The paradigm goes something like this. First there is love at first sight, not simply because the lovers are too shallow to be attracted to aught beside physical appearance. But as fate would have it—and in the romance Fate will have it—she is as witty and charming as she is beautiful and, with the appropriate obstacle in place (the family feud), the star-crossed lovers are appropriately doomed. Of course, we excuse the young lovers because they are young, because they are lovers, and besides, people can’t help falling in love. We also forgive Tristan and Isolde their adultery because they have taken a love potion which, when added to the addictive properties of love, means that they are operating outside the laws of free will and thus understandably feel no guilt. Likewise, we also understandably sympathize with all their shenanigans, as they have successive rendezvous and make a complete fool of King Mark, even as Lancelot and Guinevere similarly deceive King Arthur.

In any case, all the lovers in this paradigm kill themselves, and somehow, we are supposed to think this dying-for-love is very exciting and touching. We are even supposed to envy them these intense relationships, which, while usually adulterous and entirely physical, come to epitomize what we ourselves are supposed to discover (only without the death part).

Yet this third category, these unhappy endings, are the romances that endure and tantalize us. We can cheer when Rhett Butler in Gone with the Wind walks out the door after finally realizing what a wretched and selfish woman he has fallen in love with, but we still regret that they couldn’t quite get it together. 

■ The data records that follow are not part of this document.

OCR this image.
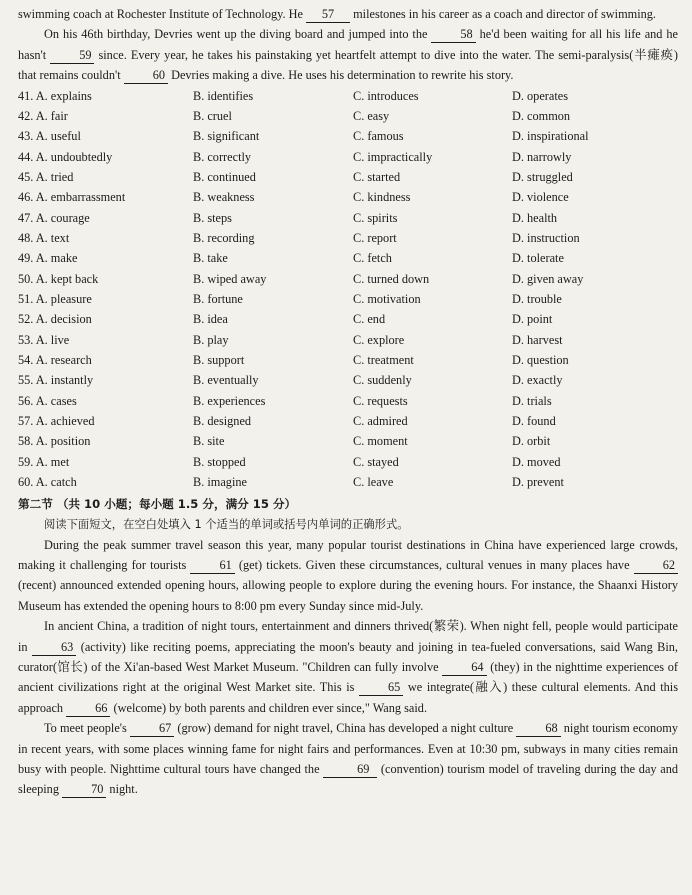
swimming coach at Rochester Institute of Technology. He 57 milestones in his career as a coach and director of swimming.

On his 46th birthday, Devries went up the diving board and jumped into the 58 he'd been waiting for all his life and he hasn't 59 since. Every year, he takes his painstaking yet heartfelt attempt to dive into the water. The semi-paralysis(半瘫痪) that remains couldn't 60 Devries making a dive. He uses his determination to rewrite his story.

41. A. explains	B. identifies	C. introduces	D. operates
42. A. fair	B. cruel	C. easy	D. common
43. A. useful	B. significant	C. famous	D. inspirational
44. A. undoubtedly	B. correctly	C. impractically	D. narrowly
45. A. tried	B. continued	C. started	D. struggled
46. A. embarrassment	B. weakness	C. kindness	D. violence
47. A. courage	B. steps	C. spirits	D. health
48. A. text	B. recording	C. report	D. instruction
49. A. make	B. take	C. fetch	D. tolerate
50. A. kept back	B. wiped away	C. turned down	D. given away
51. A. pleasure	B. fortune	C. motivation	D. trouble
52. A. decision	B. idea	C. end	D. point
53. A. live	B. play	C. explore	D. harvest
54. A. research	B. support	C. treatment	D. question
55. A. instantly	B. eventually	C. suddenly	D. exactly
56. A. cases	B. experiences	C. requests	D. trials
57. A. achieved	B. designed	C. admired	D. found
58. A. position	B. site	C. moment	D. orbit
59. A. met	B. stopped	C. stayed	D. moved
60. A. catch	B. imagine	C. leave	D. prevent
第二节 （共 10 小题；每小题 1.5 分，满分 15 分）

阅读下面短文，在空白处填入 1 个适当的单词或括号内单词的正确形式。

During the peak summer travel season this year, many popular tourist destinations in China have experienced large crowds, making it challenging for tourists 61 (get) tickets. Given these circumstances, cultural venues in many places have 62 (recent) announced extended opening hours, allowing people to explore during the evening hours. For instance, the Shaanxi History Museum has extended the opening hours to 8:00 pm every Sunday since mid-July.

In ancient China, a tradition of night tours, entertainment and dinners thrived(繁荣). When night fell, people would participate in 63 (activity) like reciting poems, appreciating the moon's beauty and joining in tea-fueled conversations, said Wang Bin, curator(馆长) of the Xi'an-based West Market Museum. "Children can fully involve 64 (they) in the nighttime experiences of ancient civilizations right at the original West Market site. This is 65 we integrate(融入) these cultural elements. And this approach 66 (welcome) by both parents and children ever since," Wang said.

To meet people's 67 (grow) demand for night travel, China has developed a night culture 68 night tourism economy in recent years, with some places winning fame for night fairs and performances. Even at 10:30 pm, subways in many cities remain busy with people. Nighttime cultural tours have changed the	69 (convention) tourism model of traveling during the day and sleeping 70 night.
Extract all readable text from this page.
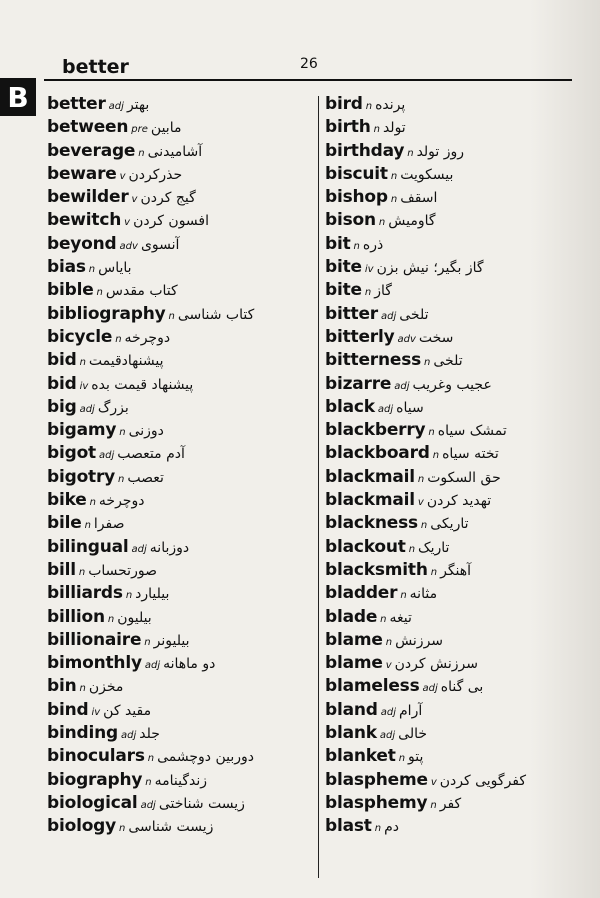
better	26
B	better adj بهتر
between pre مابین
beverage n آشامیدنی
beware v حذرکردن
bewilder v گیج کردن
bewitch v افسون کردن
beyond adv آنسوی
bias n بایاس
bible n کتاب مقدس
bibliography n کتاب شناسی
bicycle n دوچرخه
bid n پیشنهادقیمت
bid iv پیشنهاد قیمت بده
big adj بزرگ
bigamy n دوزنی
bigot adj آدم متعصب
bigotry n تعصب
bike n دوچرخه
bile n صفرا
bilingual adj دوزبانه
bill n صورتحساب
billiards n بیلیارد
billion n بیلیون
billionaire n بیلیونر
bimonthly adj دو ماهانه
bin n مخزن
bind iv مقید کن
binding adj جلد
binoculars n دوربین دوچشمی
biography n زندگینامه
biological adj زیست شناختی
biology n زیست شناسی
bird n پرنده
birth n تولد
birthday n روز تولد
biscuit n بیسکویت
bishop n اسقف
bison n گاومیش
bit n ذره
bite iv گاز بگیر؛ نیش بزن
bite n گاز
bitter adj تلخی
bitterly adv سخت
bitterness n تلخی
bizarre adj عجیب وغریب
black adj سیاه
blackberry n تمشک سیاه
blackboard n تخته سیاه
blackmail n حق السکوت
blackmail v تهدید کردن
blackness n تاریکی
blackout n تاریک
blacksmith n آهنگر
bladder n مثانه
blade n تیغه
blame n سرزنش
blame v سرزنش کردن
blameless adj بی گناه
bland adj آرام
blank adj خالی
blanket n پتو
blaspheme v کفرگویی کردن
blasphemy n کفر
blast n دم
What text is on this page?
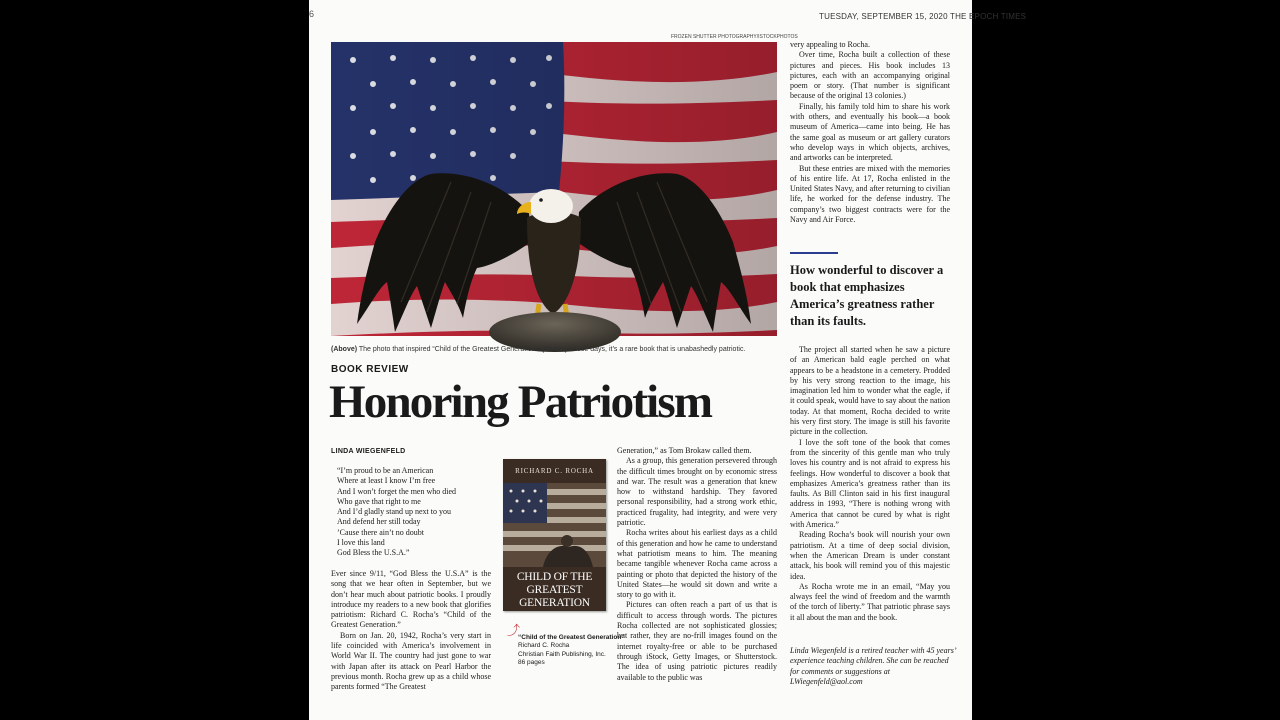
6	TUESDAY, SEPTEMBER 15, 2020 THE EPOCH TIMES
FROZEN SHUTTER PHOTOGRAPHY/ISTOCKPHOTOS
(Above) The photo that inspired “Child of the Greatest Generation.” (Below) These days, it’s a rare book that is unabashedly patriotic.
BOOK REVIEW
Honoring Patriotism
LINDA WIEGENFELD
“I’m proud to be an American
Where at least I know I’m free
And I won’t forget the men who died
Who gave that right to me
And I’d gladly stand up next to you
And defend her still today
’Cause there ain’t no doubt
I love this land
God Bless the U.S.A.”

Ever since 9/11, “God Bless the U.S.A” is the song that we hear often in September, but we don’t hear much about patriotic books. I proudly introduce my readers to a new book that glorifies patriotism: Richard C. Rocha’s “Child of the Greatest Generation.”

Born on Jan. 20, 1942, Rocha’s very start in life coincided with America’s involvement in World War II. The country had just gone to war with Japan after its attack on Pearl Harbor the previous month. Rocha grew up as a child whose parents formed “The Greatest

RICHARD C. ROCHA
CHILD OF THE GREATEST GENERATION
⤴
“Child of the Greatest Generation”
Richard C. Rocha
Christian Faith Publishing, Inc.
86 pages

Generation,” as Tom Brokaw called them.

As a group, this generation persevered through the difficult times brought on by economic stress and war. The result was a generation that knew how to withstand hardship. They favored personal responsibility, had a strong work ethic, practiced frugality, had integrity, and were very patriotic.

Rocha writes about his earliest days as a child of this generation and how he came to understand what patriotism means to him. The meaning became tangible whenever Rocha came across a painting or photo that depicted the history of the United States—he would sit down and write a story to go with it.

Pictures can often reach a part of us that is difficult to access through words. The pictures Rocha collected are not sophisticated glossies; but rather, they are no-frill images found on the internet royalty-free or able to be purchased through iStock, Getty Images, or Shutterstock. The idea of using patriotic pictures readily available to the public was

very appealing to Rocha.

Over time, Rocha built a collection of these pictures and pieces. His book includes 13 pictures, each with an accompanying original poem or story. (That number is significant because of the original 13 colonies.)

Finally, his family told him to share his work with others, and eventually his book—a book museum of America—came into being. He has the same goal as museum or art gallery curators who develop ways in which objects, archives, and artworks can be interpreted.

But these entries are mixed with the memories of his entire life. At 17, Rocha enlisted in the United States Navy, and after returning to civilian life, he worked for the defense industry. The company’s two biggest contracts were for the Navy and Air Force.

How wonderful to discover a book that emphasizes America’s greatness rather than its faults.

The project all started when he saw a picture of an American bald eagle perched on what appears to be a headstone in a cemetery. Prodded by his very strong reaction to the image, his imagination led him to wonder what the eagle, if it could speak, would have to say about the nation today. At that moment, Rocha decided to write his very first story. The image is still his favorite picture in the collection.

I love the soft tone of the book that comes from the sincerity of this gentle man who truly loves his country and is not afraid to express his feelings. How wonderful to discover a book that emphasizes America’s greatness rather than its faults. As Bill Clinton said in his first inaugural address in 1993, “There is nothing wrong with America that cannot be cured by what is right with America.”

Reading Rocha’s book will nourish your own patriotism. At a time of deep social division, when the American Dream is under constant attack, his book will remind you of this majestic idea.

As Rocha wrote me in an email, “May you always feel the wind of freedom and the warmth of the torch of liberty.” That patriotic phrase says it all about the man and the book.

Linda Wiegenfeld is a retired teacher with 45 years’ experience teaching children. She can be reached for comments or suggestions at LWiegenfeld@aol.com
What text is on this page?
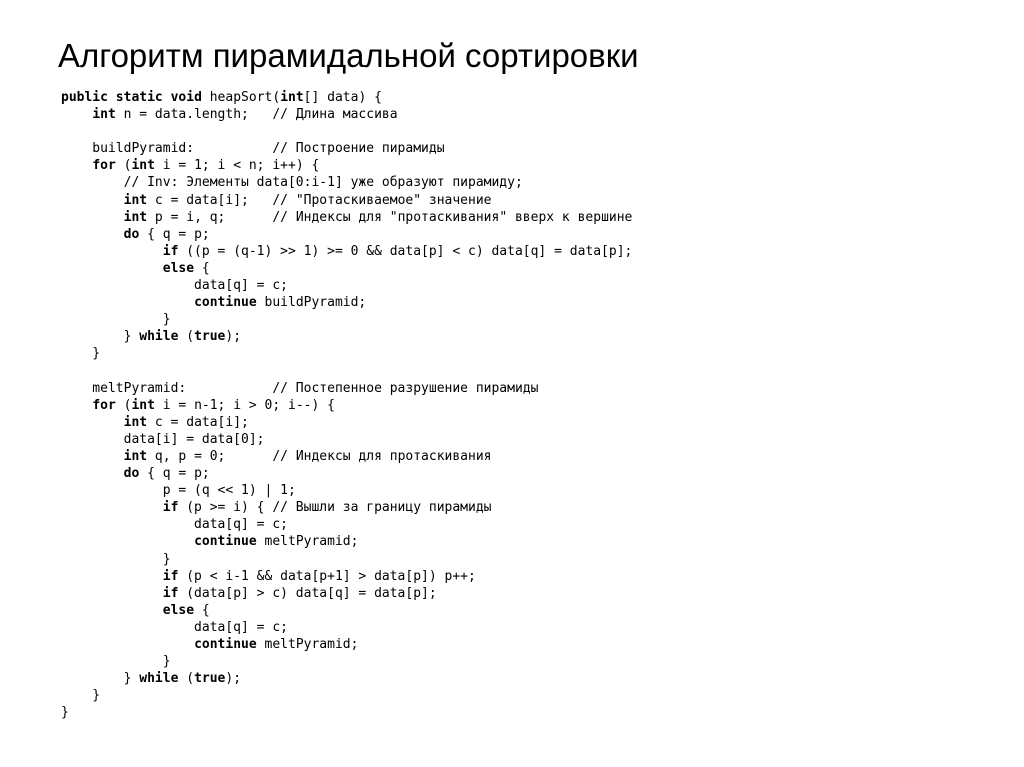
Алгоритм пирамидальной сортировки
public static void heapSort(int[] data) {
int n = data.length;   // Длина массива
buildPyramid:          // Построение пирамиды
for (int i = 1; i < n; i++) {
// Inv: Элементы data[0:i-1] уже образуют пирамиду;
int c = data[i];   // "Протаскиваемое" значение
int p = i, q;      // Индексы для "протаскивания" вверх к вершине
do { q = p;
if ((p = (q-1) >> 1) >= 0 && data[p] < c) data[q] = data[p];
else {
data[q] = c;
continue buildPyramid;
}
} while (true);
}
meltPyramid:           // Постепенное разрушение пирамиды
for (int i = n-1; i > 0; i--) {
int c = data[i];
data[i] = data[0];
int q, p = 0;      // Индексы для протаскивания
do { q = p;
p = (q << 1) | 1;
if (p >= i) { // Вышли за границу пирамиды
data[q] = c;
continue meltPyramid;
}
if (p < i-1 && data[p+1] > data[p]) p++;
if (data[p] > c) data[q] = data[p];
else {
data[q] = c;
continue meltPyramid;
}
} while (true);
}
}
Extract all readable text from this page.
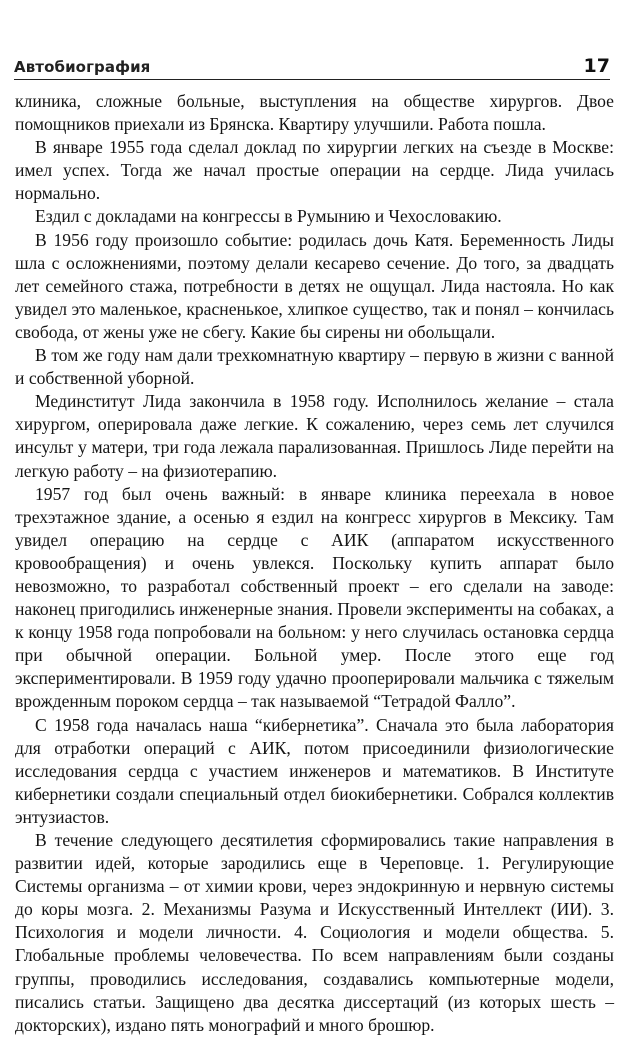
Автобиография	17

клиника, сложные больные, выступления на обществе хирургов. Двое помощников приехали из Брянска. Квартиру улучшили. Работа пошла.

В январе 1955 года сделал доклад по хирургии легких на съезде в Москве: имел успех. Тогда же начал простые операции на сердце. Лида училась нормально.

Ездил с докладами на конгрессы в Румынию и Чехословакию.

В 1956 году произошло событие: родилась дочь Катя. Беременность Лиды шла с осложнениями, поэтому делали кесарево сечение. До того, за двадцать лет семейного стажа, потребности в детях не ощущал. Лида настояла. Но как увидел это маленькое, красненькое, хлипкое существо, так и понял – кончилась свобода, от жены уже не сбегу. Какие бы сирены ни обольщали.

В том же году нам дали трехкомнатную квартиру – первую в жизни с ванной и собственной уборной.

Мединститут Лида закончила в 1958 году. Исполнилось желание – стала хирургом, оперировала даже легкие. К сожалению, через семь лет случился инсульт у матери, три года лежала парализованная. Пришлось Лиде перейти на легкую работу – на физиотерапию.

1957 год был очень важный: в январе клиника переехала в новое трехэтажное здание, а осенью я ездил на конгресс хирургов в Мексику. Там увидел операцию на сердце с АИК (аппаратом искусственного кровообращения) и очень увлекся. Поскольку купить аппарат было невозможно, то разработал собственный проект – его сделали на заводе: наконец пригодились инженерные знания. Провели эксперименты на собаках, а к концу 1958 года попробовали на больном: у него случилась остановка сердца при обычной операции. Больной умер. После этого еще год экспериментировали. В 1959 году удачно прооперировали мальчика с тяжелым врожденным пороком сердца – так называемой “Тетрадой Фалло”.

С 1958 года началась наша “кибернетика”. Сначала это была лаборатория для отработки операций с АИК, потом присоединили физиологические исследования сердца с участием инженеров и математиков. В Институте кибернетики создали специальный отдел биокибернетики. Собрался коллектив энтузиастов.

В течение следующего десятилетия сформировались такие направления в развитии идей, которые зародились еще в Череповце. 1. Регулирующие Системы организма – от химии крови, через эндокринную и нервную системы до коры мозга. 2. Механизмы Разума и Искусственный Интеллект (ИИ). 3. Психология и модели личности. 4. Социология и модели общества. 5. Глобальные проблемы человечества. По всем направлениям были созданы группы, проводились исследования, создавались компьютерные модели, писались статьи. Защищено два десятка диссертаций (из которых шесть – докторских), издано пять монографий и много брошюр.
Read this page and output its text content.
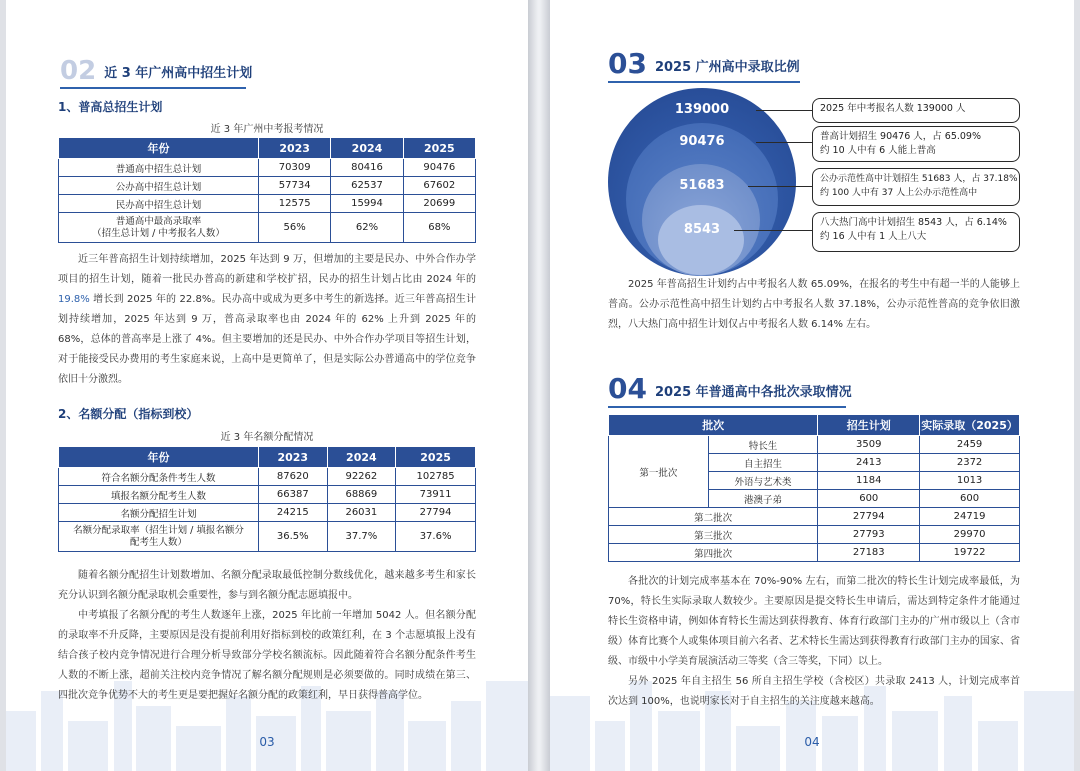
02 近 3 年广州高中招生计划
1、普高总招生计划
近 3 年广州中考报考情况
年份	2023	2024	2025
普通高中招生总计划	70309	80416	90476
公办高中招生总计划	57734	62537	67602
民办高中招生总计划	12575	15994	20699

普通高中最高录取率
（招生总计划 / 中考报名人数）	56%	62%	68%

近三年普高招生计划持续增加，2025 年达到 9 万，但增加的主要是民办、中外合作办学项目的招生计划，随着一批民办普高的新建和学校扩招，民办的招生计划占比由 2024 年的 19.8% 增长到 2025 年的 22.8%。民办高中或成为更多中考生的新选择。近三年普高招生计划持续增加，2025 年达到 9 万，普高录取率也由 2024 年的 62% 上升到 2025 年的 68%，总体的普高率是上涨了 4%。但主要增加的还是民办、中外合作办学项目等招生计划，对于能接受民办费用的考生家庭来说，上高中是更简单了，但是实际公办普通高中的学位竞争依旧十分激烈。

2、名额分配（指标到校）
近 3 年名额分配情况
年份	2023	2024	2025
符合名额分配条件考生人数	87620	92262	102785
填报名额分配考生人数	66387	68869	73911
名额分配招生计划	24215	26031	27794

名额分配录取率（招生计划 / 填报名额分
配考生人数）	36.5%	37.7%	37.6%

随着名额分配招生计划数增加、名额分配录取最低控制分数线优化，越来越多考生和家长充分认识到名额分配录取机会重要性，参与到名额分配志愿填报中。

中考填报了名额分配的考生人数逐年上涨，2025 年比前一年增加 5042 人。但名额分配的录取率不升反降，主要原因是没有提前利用好指标到校的政策红利，在 3 个志愿填报上没有结合孩子校内竞争情况进行合理分析导致部分学校名额流标。因此随着符合名额分配条件考生人数的不断上涨，超前关注校内竞争情况了解名额分配规则是必须要做的。同时成绩在第三、四批次竞争优势不大的考生更是要把握好名额分配的政策红利，早日获得普高学位。

03
03 2025 广州高中录取比例
139000
90476
51683
8543
2025 年中考报名人数 139000 人
普高计划招生 90476 人，占 65.09%
约 10 人中有 6 人能上普高
公办示范性高中计划招生 51683 人，占 37.18%
约 100 人中有 37 人上公办示范性高中
八大热门高中计划招生 8543 人，占 6.14%
约 16 人中有 1 人上八大

2025 年普高招生计划约占中考报名人数 65.09%，在报名的考生中有超一半的人能够上普高。公办示范性高中招生计划约占中考报名人数 37.18%，公办示范性普高的竞争依旧激烈，八大热门高中招生计划仅占中考报名人数 6.14% 左右。

04 2025 年普通高中各批次录取情况
批次		招生计划	实际录取（2025）
第一批次	特长生	3509	2459
	自主招生	2413	2372
	外语与艺术类	1184	1013
	港澳子弟	600	600
第二批次		27794	24719
第三批次		27793	29970
第四批次		27183	19722

各批次的计划完成率基本在 70%-90% 左右，而第二批次的特长生计划完成率最低，为 70%，特长生实际录取人数较少。主要原因是提交特长生申请后，需达到特定条件才能通过特长生资格申请，例如体育特长生需达到获得教育、体育行政部门主办的广州市级以上（含市级）体育比赛个人或集体项目前六名者、艺术特长生需达到获得教育行政部门主办的国家、省级、市级中小学美育展演活动三等奖（含三等奖，下同）以上。

另外 2025 年自主招生 56 所自主招生学校（含校区）共录取 2413 人，计划完成率首次达到 100%，也说明家长对于自主招生的关注度越来越高。

04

RELATED: Love: More than the Media Portrays

However, the Baha’i teachings ask us to consider a fourth alternative—a lasting love based not on serendipity or physical attraction alone, but on the inner spiritual character of the beloved. This kind of relationship, rather than being a fleeting passion, can then become a physical and spiritual union in which the couple not only improve each other’s inner lives, but also create a permanent bond that transcends the physical. It is in this context that Abdu’l-Baha defines Baha’i marriage as:

… the commitment of the two parties one to the other, and their mutual attachment of mind and heart. Each must, however, exercise the utmost care to become thoroughly acquainted with the character of the other, that the binding covenant between them may be a tie that will endure forever. Their purpose must be this: to become loving companions and comrades and at one with each other for time and eternity ….

Few and far between are those love stories where the couple endure hardships, only to find their relationship strengthened, as each learns to assist the other in fashioning a mature and enduring bond, having raised healthy and happy children, and having no regrets about their decision to take willful control of their lives and the progression of their love.

This series of essays is adapted from John Hatcher’s address to the 2005 Association for Baha’i Studies Conference titled The Huri of Love, which comprised the 23rd Hasan M. Balyuzi Memorial Lecture.